Aims Renalase (RNLS) is an enzyme with monoamine oxidase activity that metabolizes circulating catecholamines. The RNLS gene Asp37Glu missense polymorphism (rs2296545) has been associated with hypertension, cardiac hypertrophy and dysfunction, and stroke. The purpose of our study was to investigate the potential involvement of this polymorphism in the microvascular complications of type 2 diabetes (T2DM). Methods In this case–control study, the polymorphism was genotyped in 860 patients with T2DM and 400 healthy controls. The genotype and allele distribution was compared in subgroups of patients: with diabetic nephropathy (DN+) (n = 405) versus DN− (independently of the presence of DR) and, similarly, patients with diabetic retinopathy (DR+) (n = 328) versus DR− (independently of the presence of DN). Results No significant association was detected between analyzed polymorphism and DN. In contrast, the retinopathy subgroup showed a significantly higher frequency of G allele (OR 1.4, 95% CI 1.16–1.72, p = 0.0005) and GG genotype (OR 1.86, 95% CI 1.26–2.75, p = 0.001) than DR− patients.
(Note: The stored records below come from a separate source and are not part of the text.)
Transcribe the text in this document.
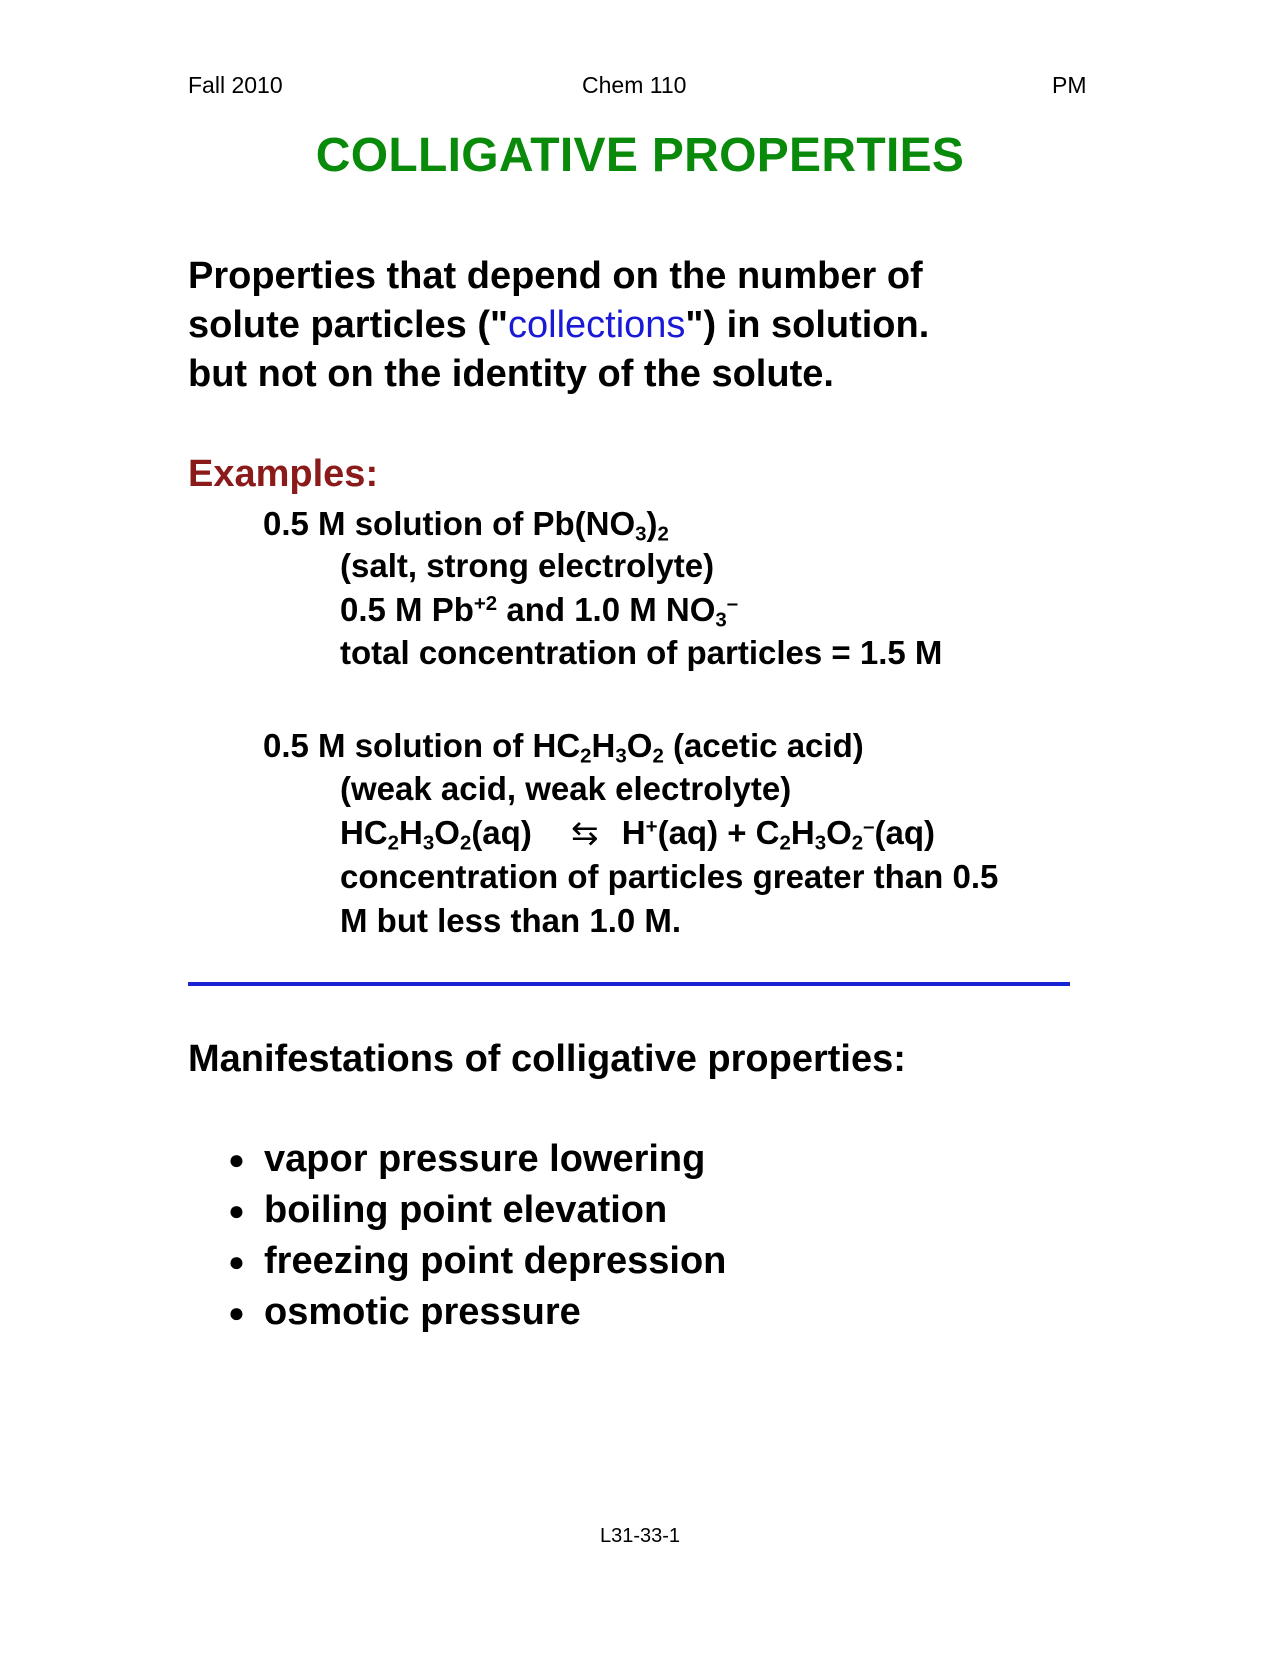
Fall 2010	Chem 110	PM
COLLIGATIVE PROPERTIES
Properties that depend on the number of
solute particles ("collections") in solution.
but not on the identity of the solute.
Examples:
0.5 M solution of $Pb(NO_3)_2$
(salt, strong electrolyte)
0.5 M $Pb^{+2}$ and 1.0 M $NO_3^-$
total concentration of particles = 1.5 M
0.5 M solution of $HC_2H_3O_2$ (acetic acid)
(weak acid, weak electrolyte)
$HC_2H_3O_2(aq)$ ⇆ $H^+(aq) + C_2H_3O_2^-(aq)$
concentration of particles greater than 0.5
M but less than 1.0 M.
Manifestations of colligative properties:
● vapor pressure lowering
● boiling point elevation
● freezing point depression
● osmotic pressure
L31-33-1
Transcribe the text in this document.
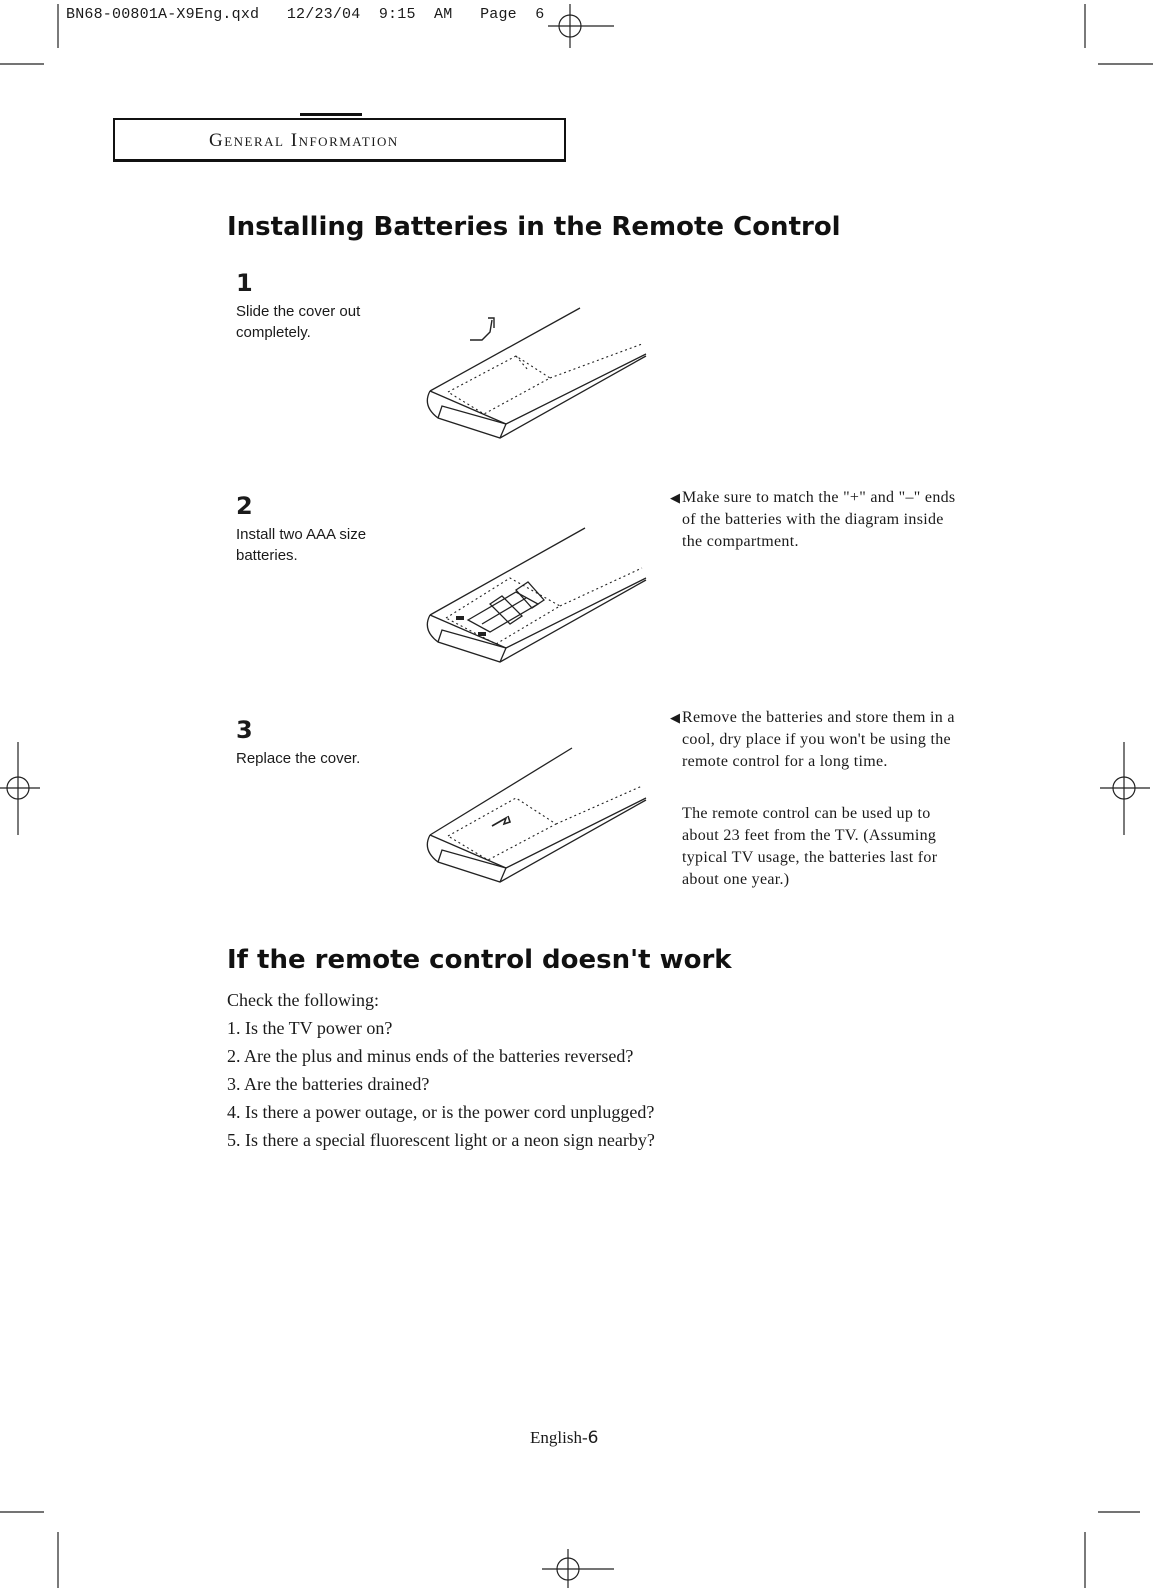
BN68-00801A-X9Eng.qxd   12/23/04  9:15  AM   Page  6
General Information
Installing Batteries in the Remote Control
1
Slide the cover out completely.
2
Install two AAA size batteries.
◀ Make sure to match the "+" and "–" ends of the batteries with the diagram inside the compartment.
3
Replace the cover.
◀ Remove the batteries and store them in a cool, dry place if you won't be using the remote control for a long time.
The remote control can be used up to about 23 feet from the TV. (Assuming typical TV usage, the batteries last for about one year.)
If the remote control doesn't work
Check the following:
1. Is the TV power on?
2. Are the plus and minus ends of the batteries reversed?
3. Are the batteries drained?
4. Is there a power outage, or is the power cord unplugged?
5. Is there a special fluorescent light or a neon sign nearby?
English-6
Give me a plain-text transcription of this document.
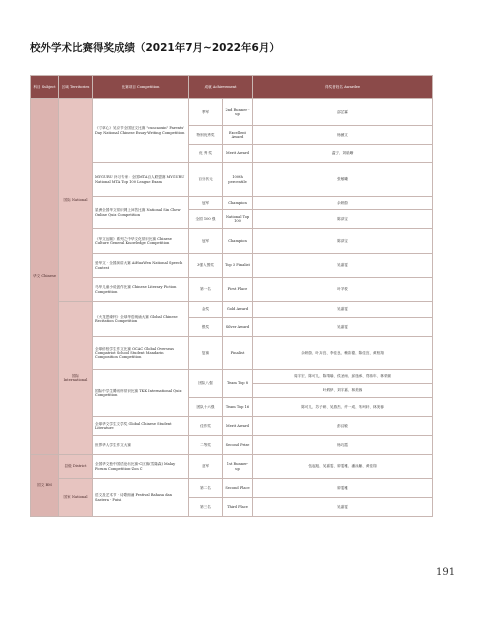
校外学术比赛得奖成绩（2021年7月~2022年6月）
科目 Subject	区域 Territories	比赛项目 Competition	成就 Achievement		得奖者姓名 Awardee
华文 Chinese	国际 National	《寸草心》吴京节全国征文比赛 "cuncaoxin" Parents' Day National Chinese Essay-Writing Competition	季军	2nd Runner -up	邵芷霖
			特别优秀奖	Excellent Award	杨薇文
			优 秀 奖	Merit Award	温宁、刘晗晰
		MYGURU 补习专家：全国MTA百人联盟赛 MYGURU National MTA Top 100 League Exam	百分状元	100th percentile	张敏曦
		星洲全国华文常识网上问答比赛 National Sin Chew Online Quiz Competition	冠军	Champion	余妍蔚
			全国 100 强	National Top 100	陈泽宝
		《华文达顺》系列之中华文化常识比赛 Chinese Culture General Knowledge Competition	冠军	Champion	陈泽宝
		爱华文 · 全国演讲大赛 AiHuaWen National Speech Contest	3强入围奖	Top 3 Finalist	吴嘉雯
		马华儿童小说创作比赛 Chinese Literary Fiction Competition	第一名	First Place	叶芊枚
	国际 International	《火龙恩缘杯》全球华语朗诵大赛 Global Chinese Recitation Competition	金奖	Gold Award	吴嘉雯
			银奖	Silver Award	吴嘉雯
		全球侨校学生作文比赛 OCAC Global Overseas Compatriot School Student Mandarin Composition Competition	复赛	Finalist	余妍蔚、叶卉宜、李佳良、赖彩德、陈佳宜、黄柏翔
		国际中学生腾讯杯常识比赛 TKK International Quiz Competition	团队八强	Team Top 8	周宇宏、陈可儿、陈靖瑜、侯圣雨、邱逸承、郑伟年、林采频
					叶炳伊、刘宇嘉、林美蓉
			团队十六强	Team Top 16	陈可儿、苏子研、吴燕杰、许一成、朱珂轩、林美蓉
		全球华文学生文学奖 Global Chinese Student Literature	佳作奖	Merit Award	彭汉敏
		世界华人学生作文大赛	二等奖	Second Prize	杨巧霞
国文 BM	县级 District	全国华文独中国语论坛比赛-C区赛(雪隆森) Malay Forum Competition-Zon C	亚军	1st Runner-up	伍起旭、吴嘉雯、廖雯雅、潘泳藤、黄佳翔
	国家 National	语文及艺术节 · 诗歌朗诵 Festival Bahasa dan Sastera - Puisi	第二名	Second Place	廖雯雅
			第三名	Third Place	吴嘉雯
191
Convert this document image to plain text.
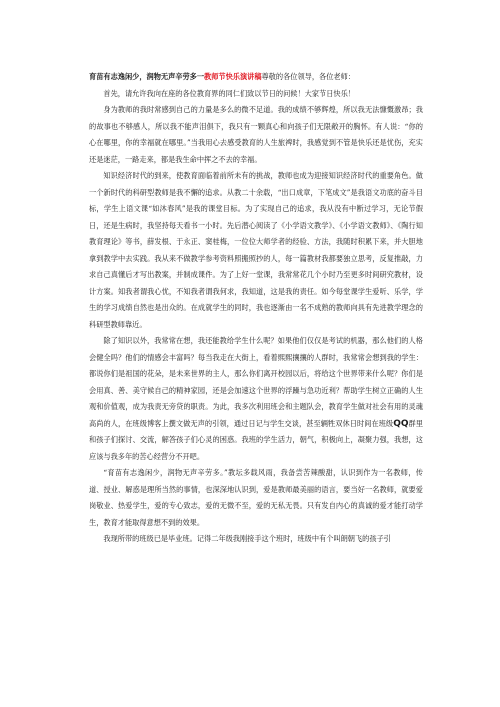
育苗有志逸闲少，润物无声辛劳多一教师节快乐演讲稿尊敬的各位领导，各位老师：

首先，请允许我向在座的各位教育界的同仁们致以节日的问候！大家节日快乐！

身为教师的我时常感到自己的力量是多么的微不足道。我的成绩不够辉煌，所以我无法慷慨激昂；我的故事也不够感人，所以我不能声泪俱下，我只有一颗真心和向孩子们无限敞开的胸怀。有人说：“你的心在哪里，你的幸福就在哪里。”当我用心去感受教育的人生旅裨时，我感觉到不管是快乐还是忧伤，充实还是迷茫，一路走来，都是我生命中挥之不去的幸福。

知识经济时代的到来，使教育面临着前所未有的挑战，教师也成为迎接知识经济时代的重要角色。做一个新时代的科研型教师是我不懈的追求。从教二十余载，“出口成章，下笔成文”是我语文功底的奋斗目标，学生上语文课“如沐春风”是我的课堂目标。为了实现自己的追求，我从没有中断过学习，无论节假日，还是生病时，我坚持每天看书一小时。先后潜心阅读了《小学语文教学》、《小学语文教师》、《陶行知教育理论》等书，薛发根、于永正、窦桂梅，一位位大师学者的经验、方法，我随时积累下来，并大胆地拿到教学中去实践。我从来不做教学参考资料照搬照抄的人，每一篇教材我都要独立思考，反复推敲，力求自己真懂后才写出教案，并制成课件。为了上好一堂课，我常常花几个小时乃至更多时间研究教材，设计方案。知我者谓我心忧，不知我者谓我何求，我知道，这是我的责任。如今每堂课学生爱听、乐学，学生的学习成绩自然也是出众的。在成就学生的同时，我也逐渐由一名不成熟的教师向具有先进教学理念的科研型教师靠近。

除了知识以外，我常常在想，我还能教给学生什么呢？如果他们仅仅是考试的机器，那么他们的人格会健全吗？他们的情感会丰富吗？每当我走在大街上，看着熙熙攘攘的人群时，我常常会想到我的学生：都说你们是祖国的花朵，是未来世界的主人，那么你们离开校园以后，将给这个世界带来什么呢？你们是会用真、善、美守候自己的精神家园，还是会加速这个世界的浮躁与急功近利？帮助学生树立正确的人生观和价值观，成为我责无旁贷的职责。为此，我多次利用班会和主题队会，教育学生做对社会有用的灵魂高尚的人，在班级博客上撰文做无声的引领，通过日记与学生交谈，甚至辆牲双休日时间在班级QQ群里和孩子们探讨、交流，解答孩子们心灵的困惑。我班的学生活力，朝气，积极向上，凝聚力强，我想，这应该与我多年的苦心经营分不开吧。

“育苗有志逸闲少，润物无声辛劳多。”教坛多载风雨，我备尝苦辣酸甜，认识到作为一名教师，传道、授业、解惑是理所当然的事情，也深深地认识到，爱是教师最美丽的语言，要当好一名教师，就要爱岗敬业、热爱学生，爱的专心致志，爱的无微不至，爱的无私无畏。只有发自内心的真诚的爱才能打动学生，教育才能取得意想不到的效果。

我现所带的班级已是毕业班。记得二年级我刚接手这个班时，班级中有个叫朗朝飞的孩子引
The effect of RNLS Glu37Asp polymorphism on DR remained significant after adjustments for age, gender, BMI, and duration of T2DM (p = 0.005). Conclusions This is the first study to investigate RNLS gene polymorphism in microvascular complications of T2DM. The results suggest that RNLS rs2296545 SNP might be considered a risk factor for diabetic retinopathy in T2DM patients. This can provide new insight into the role of renalase gene in the pathophysiology of microvascular complications of diabetes.